Ahí la tienes ya, Platero, negrita y vivaracha en su nido gris del cuadro de la Virgen de Montemayor, nido respetado siempre. Está la infeliz como asustada. Me parece que esta vez se han equivocado las pobres golondrinas, como se equivocaron, la semana pasada, las gallinas, recogiéndose en su cobijo cuando el sol de las dos se eclipsó. La primavera tuvo la coquetería de levantarse este año más temprano; pero ha tenido que guardar de nuevo, tiritando, su tierna desnudez en el lecho nublado de marzo. ¡Da pena ver marchitarse, en capullo, las rosas vírgenes del naranjal!
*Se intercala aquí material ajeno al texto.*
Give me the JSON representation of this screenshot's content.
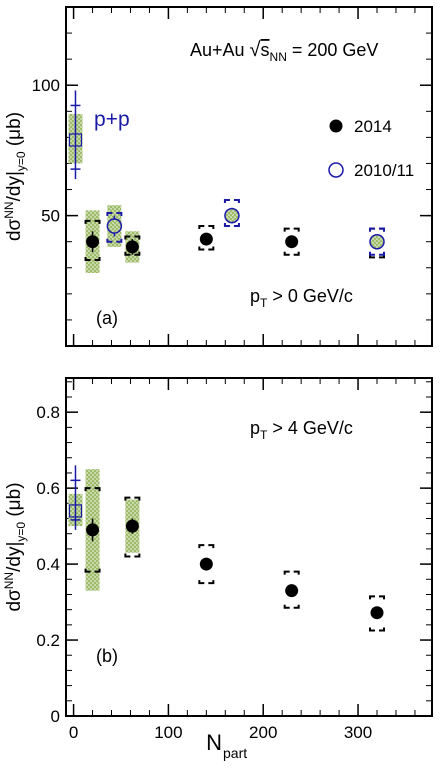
{
  "colors": {
    "run2014": "#000000",
    "run2010": "#1a1aa8",
    "syst_band": "#9dbb6a",
    "pp": "#1a1aa8",
    "frame": "#000000"
  },
  "xaxis": {
    "label_main": "N",
    "label_sub": "part",
    "range": [
      -8,
      378
    ],
    "ticks": [
      0,
      100,
      200,
      300
    ],
    "tick_labels": [
      "0",
      "100",
      "200",
      "300"
    ]
  },
  "chart_data": [
    {
      "type": "scatter",
      "panel_tag": "(a)",
      "ylabel": "dσ^NN/dy|_y=0 (μb)",
      "ylim": [
        0,
        130
      ],
      "yticks": [
        50,
        100
      ],
      "ytick_labels": [
        "50",
        "100"
      ],
      "system_label": "Au+Au √s_NN = 200 GeV",
      "pt_cut": "p_T > 0 GeV/c",
      "legend": {
        "position": "top-right",
        "entries": [
          {
            "label": "2014",
            "marker": "filled-circle"
          },
          {
            "label": "2010/11",
            "marker": "open-circle"
          }
        ]
      },
      "pp": {
        "label": "p+p",
        "x": 2,
        "y": 79,
        "stat_lo": 64,
        "stat_hi": 98,
        "syst_lo": 70,
        "syst_hi": 89
      },
      "series": [
        {
          "name": "2014",
          "points": [
            {
              "x": 20,
              "y": 40,
              "stat_lo": 36,
              "stat_hi": 44,
              "syst_lo": 33,
              "syst_hi": 48,
              "band_lo": 28,
              "band_hi": 52
            },
            {
              "x": 62,
              "y": 38,
              "stat_lo": 35,
              "stat_hi": 41,
              "syst_lo": 35,
              "syst_hi": 42,
              "band_lo": 32,
              "band_hi": 44
            },
            {
              "x": 140,
              "y": 41,
              "stat_lo": 39,
              "stat_hi": 43,
              "syst_lo": 37,
              "syst_hi": 46
            },
            {
              "x": 230,
              "y": 40,
              "stat_lo": 38,
              "stat_hi": 42,
              "syst_lo": 35,
              "syst_hi": 45
            },
            {
              "x": 320,
              "y": 39.5,
              "stat_lo": 38,
              "stat_hi": 41,
              "syst_lo": 34,
              "syst_hi": 45
            }
          ]
        },
        {
          "name": "2010/11",
          "points": [
            {
              "x": 43,
              "y": 46,
              "stat_lo": 42,
              "stat_hi": 50,
              "syst_lo": 40,
              "syst_hi": 51,
              "band_lo": 38,
              "band_hi": 54
            },
            {
              "x": 167,
              "y": 50,
              "stat_lo": 47,
              "stat_hi": 53,
              "syst_lo": 46,
              "syst_hi": 56
            },
            {
              "x": 320,
              "y": 40,
              "stat_lo": 38,
              "stat_hi": 42,
              "syst_lo": 35,
              "syst_hi": 45
            }
          ]
        }
      ]
    },
    {
      "type": "scatter",
      "panel_tag": "(b)",
      "ylabel": "dσ^NN/dy|_y=0 (μb)",
      "ylim": [
        0,
        0.89
      ],
      "yticks": [
        0,
        0.2,
        0.4,
        0.6,
        0.8
      ],
      "ytick_labels": [
        "0",
        "0.2",
        "0.4",
        "0.6",
        "0.8"
      ],
      "pt_cut": "p_T > 4 GeV/c",
      "pp": {
        "x": 2,
        "y": 0.54,
        "stat_lo": 0.49,
        "stat_hi": 0.66,
        "syst_lo": 0.5,
        "syst_hi": 0.585
      },
      "series": [
        {
          "name": "2014",
          "points": [
            {
              "x": 20,
              "y": 0.49,
              "stat_lo": 0.46,
              "stat_hi": 0.52,
              "syst_lo": 0.38,
              "syst_hi": 0.6,
              "band_lo": 0.33,
              "band_hi": 0.65
            },
            {
              "x": 62,
              "y": 0.5,
              "stat_lo": 0.48,
              "stat_hi": 0.52,
              "syst_lo": 0.42,
              "syst_hi": 0.575,
              "band_lo": 0.43,
              "band_hi": 0.57
            },
            {
              "x": 140,
              "y": 0.4,
              "stat_lo": 0.39,
              "stat_hi": 0.41,
              "syst_lo": 0.35,
              "syst_hi": 0.45
            },
            {
              "x": 230,
              "y": 0.33,
              "stat_lo": 0.32,
              "stat_hi": 0.34,
              "syst_lo": 0.285,
              "syst_hi": 0.38
            },
            {
              "x": 320,
              "y": 0.272,
              "stat_lo": 0.262,
              "stat_hi": 0.282,
              "syst_lo": 0.225,
              "syst_hi": 0.315
            }
          ]
        }
      ]
    }
  ]
}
Están ya aquí, Platero, las golondrinas, y apenas se las oye, como otros años, cuando el primer día de llegar lo saludan y lo curiosean todo, charlando sin tregua en su rizado gorjeo. Le contaban a las flores lo que habían visto en Africa, sus dos viajes por el mar, echadas en el agua, con el ala por vela, o en las jarcias de los barcos; de otros ocasos, de otras auroras, de otras noches con estrellas...

No saben qué hacer. Vuelan mudas, desorientadas, como andan las hormigas cuando un niño les pisotea el camino. No se atreven a subir y bajar por la calle Nueva en insistente línea recta con aquel adornito al fin, ni a entrar en sus nidos de los pozos, ni a ponerse en los alambres del telégrafo, que el Norte hace zumbar, en su cuadro clásico de carteras, junto a los aisladores blancos... ¡Se van a morir de frío, Platero!